THE CRUCIBLE OF TIME BY JOHN BRUNNER

Embery guided Wellearn to the top of the highest tree in the house, which offered a clear view in all directions. The moon was down and the sky was clouding over in a way that upset his weather-sense, but he was too eager to worry about the risk of a lightning-strike. From here the outline of the city was picked out by glowing creepers and funqi, and he was shaken by its huge extent. It even marched over the crest of a hill inland, beyond which faint redness could be seen.

“That’s where the fireworkers live,” Embery explained. “They make glass and metal—they made the mirror you’ve seen. The area is sheltered, the wind almost always carries the smoke away from us, and it’s easy to find fuel in that direction. They use vast quantities, you know. Some of their furnaces … But you have to see them.”

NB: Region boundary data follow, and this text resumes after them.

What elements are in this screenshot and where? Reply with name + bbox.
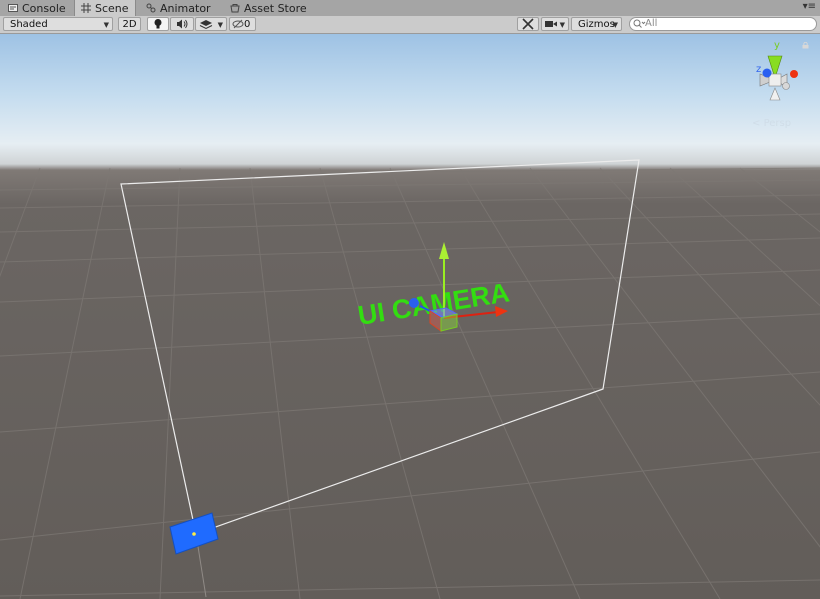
effects-layers-icon <box>199 20 213 30</box>
tab-asset-store-label: Asset Store <box>244 2 307 15</box>
ground-grid <box>0 167 820 599</box>
audio-toggle[interactable] <box>170 17 194 31</box>
projection-mode-label[interactable]: < Persp <box>752 118 791 129</box>
scene-tools-button[interactable] <box>517 17 539 31</box>
gizmos-label: Gizmos <box>578 19 615 30</box>
hidden-objects-toggle[interactable]: 0 <box>229 17 256 31</box>
lighting-toggle[interactable] <box>147 17 169 31</box>
tab-console-label: Console <box>22 2 66 15</box>
tools-crossed-icon <box>522 18 534 30</box>
gizmo-z-cone-icon[interactable] <box>762 68 772 78</box>
chevron-down-icon: ▼ <box>559 21 565 29</box>
y-axis-arrow-icon[interactable] <box>439 242 449 259</box>
scene-viewport[interactable]: UI CAMERA y z < Persp <box>0 34 820 599</box>
asset-store-icon <box>230 4 240 13</box>
gizmo-y-label: y <box>774 40 780 51</box>
speaker-icon <box>177 19 188 29</box>
scene-search-input[interactable]: All <box>629 17 817 31</box>
persp-arrow-icon: < <box>752 118 761 129</box>
tab-animator[interactable]: Animator <box>140 0 217 16</box>
lock-icon[interactable] <box>802 42 809 49</box>
search-placeholder: All <box>645 18 658 29</box>
scene-toolbar: Shaded ▼ 2D ▼ 0 ▼ Gizmos ▼ All <box>0 16 820 34</box>
gizmos-dropdown[interactable]: Gizmos ▼ <box>571 17 622 31</box>
window-menu-icon[interactable]: ▾≡ <box>803 1 816 12</box>
tab-scene-label: Scene <box>95 2 129 15</box>
chevron-down-icon: ▼ <box>217 21 223 29</box>
scene-grid-icon <box>81 3 91 13</box>
animator-icon <box>146 3 156 13</box>
gizmo-z-label: z <box>756 64 761 75</box>
toggle-2d-button[interactable]: 2D <box>118 17 141 31</box>
ui-canvas-outline[interactable] <box>120 159 640 535</box>
effects-dropdown[interactable]: ▼ <box>195 17 227 31</box>
editor-tab-bar: Console Scene Animator Asset Store ▾≡ <box>0 0 820 17</box>
chevron-down-icon: ▼ <box>612 21 618 29</box>
hidden-eye-icon <box>232 19 244 29</box>
tab-animator-label: Animator <box>160 2 211 15</box>
z-axis-arrow-icon[interactable] <box>409 298 419 308</box>
shading-mode-value: Shaded <box>10 19 48 30</box>
projection-mode-text: Persp <box>763 118 792 129</box>
video-camera-icon <box>545 21 557 27</box>
chevron-down-icon: ▼ <box>103 21 109 29</box>
lightbulb-icon <box>154 19 162 29</box>
tab-scene[interactable]: Scene <box>74 0 136 16</box>
shading-mode-dropdown[interactable]: Shaded ▼ <box>3 17 113 31</box>
quad-pivot <box>192 532 196 536</box>
camera-settings-dropdown[interactable]: ▼ <box>541 17 569 31</box>
orientation-gizmo[interactable]: y z <box>756 40 798 101</box>
toggle-2d-label: 2D <box>122 19 137 30</box>
tab-asset-store[interactable]: Asset Store <box>224 0 313 16</box>
search-icon <box>633 19 646 28</box>
gizmo-x-cone-icon[interactable] <box>790 70 798 78</box>
console-icon <box>8 4 18 12</box>
gizmo-center-cube[interactable] <box>768 73 782 87</box>
scene-view-svg: UI CAMERA y z <box>0 40 820 599</box>
tab-console[interactable]: Console <box>2 0 72 16</box>
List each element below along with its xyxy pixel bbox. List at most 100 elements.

Over and over she said the same, when describing the outlying farms, the giant nets which fish-hunters hurled by means of weights and long poles far out to sea from the nearby capes and islands, the work of those who bred mounts and draftimals—”like your briq,” she added merrily, “only smaller and going on land!”—those who trained new houses to replace old ones or spread the city on fresh ground, and more and more until Wellearn could scarcely contain himself. How desperately he wanted to explore every nook of—

“I haven’t asked your city’s name!” he exclaimed.

“Hearthome.”

It was apt. “How many people live here, do you know?” he pursued, thinking perhaps not a great number, if each of five sick strangers could be allotted a separate bower, and then yes a great number, if so many extra houses had been sown.

“Nine score-of-scores, I think, though some say ten.”

It was unbelievable. The Wego numbered perhaps a fifth as many. Oh, this must be a better land to live in!

“But there are far larger cities inland and all along the coast,” Embery said. “Many have a score-of-score-of-scores. None is as rich as Hearthome, though.”

“Why is that?”

“Because we are the folk who work hardest at discovering new things. Travelers from a moonlong’s journey away come to learn from people like my father, and my uncle who lives yonder”—she pointed in a direction diametrically opposite the furnace-glow—”and devotes his time to studying the stars.”

Among Wellearn’s people the stars were of little save religious interest. During his entire life at home he had seen a clear sky so seldom he could almost count the total. Before the adoption of the northfinder—a creature which, properly pithed, would always seek out the pole—it was said mariners had been guided by the stars on outward voyages. The return, of course, was never a problem; briqs like Tempestamer could be relied on to retrace their course. Though after such a tremendous storm even she…

Dismissing such gloomy thoughts, albeit making a firm resolution to utter thanks, just in case, to the ancestors who—according to the chaplains—must have been watching over him during the voyage, he made shift to repeat a traditional Forbish compliment which Blestar had taught him when he was first apprenticed to the trade of interpreter, and of which mention of the stars reminded him.

“Ah!” he said. “Starbeams must shine on Hearthome even when the sky is cloudy!”

“Why not?” Embery returned. “After all, we are honest followers of Jing.”

Wellearn drew back, startled.

“But he was only a legend! Tales about him are compound of dream-stuff!”

“Oh, no!” She sounded scandalized. “True, there is a great dream in his scriptures, but even that is in perfect accord with reality. Have you never studied his teaching?”

At the same moment thunder rolled, but it was not the shock to his weather-sense which made Wellearn’s mind reel.

“Your father was right after all about my need for rest,” he husked. “Kindly lead me back to my bower.”

Where he spent long lonely hours wondering what—after teaching and believing all his life that tales about folk who conjured secrets from the stars were mere superstition—Blestar was going to say when he discovered himself in a land where Jing was real.

III

Skilluck’s shattered mind crawled back together out of pits of madness and he could see a figure that he recognized. It was Wellearn, addressing him anxiously: “Captain, you’re alert again, aren’t you?”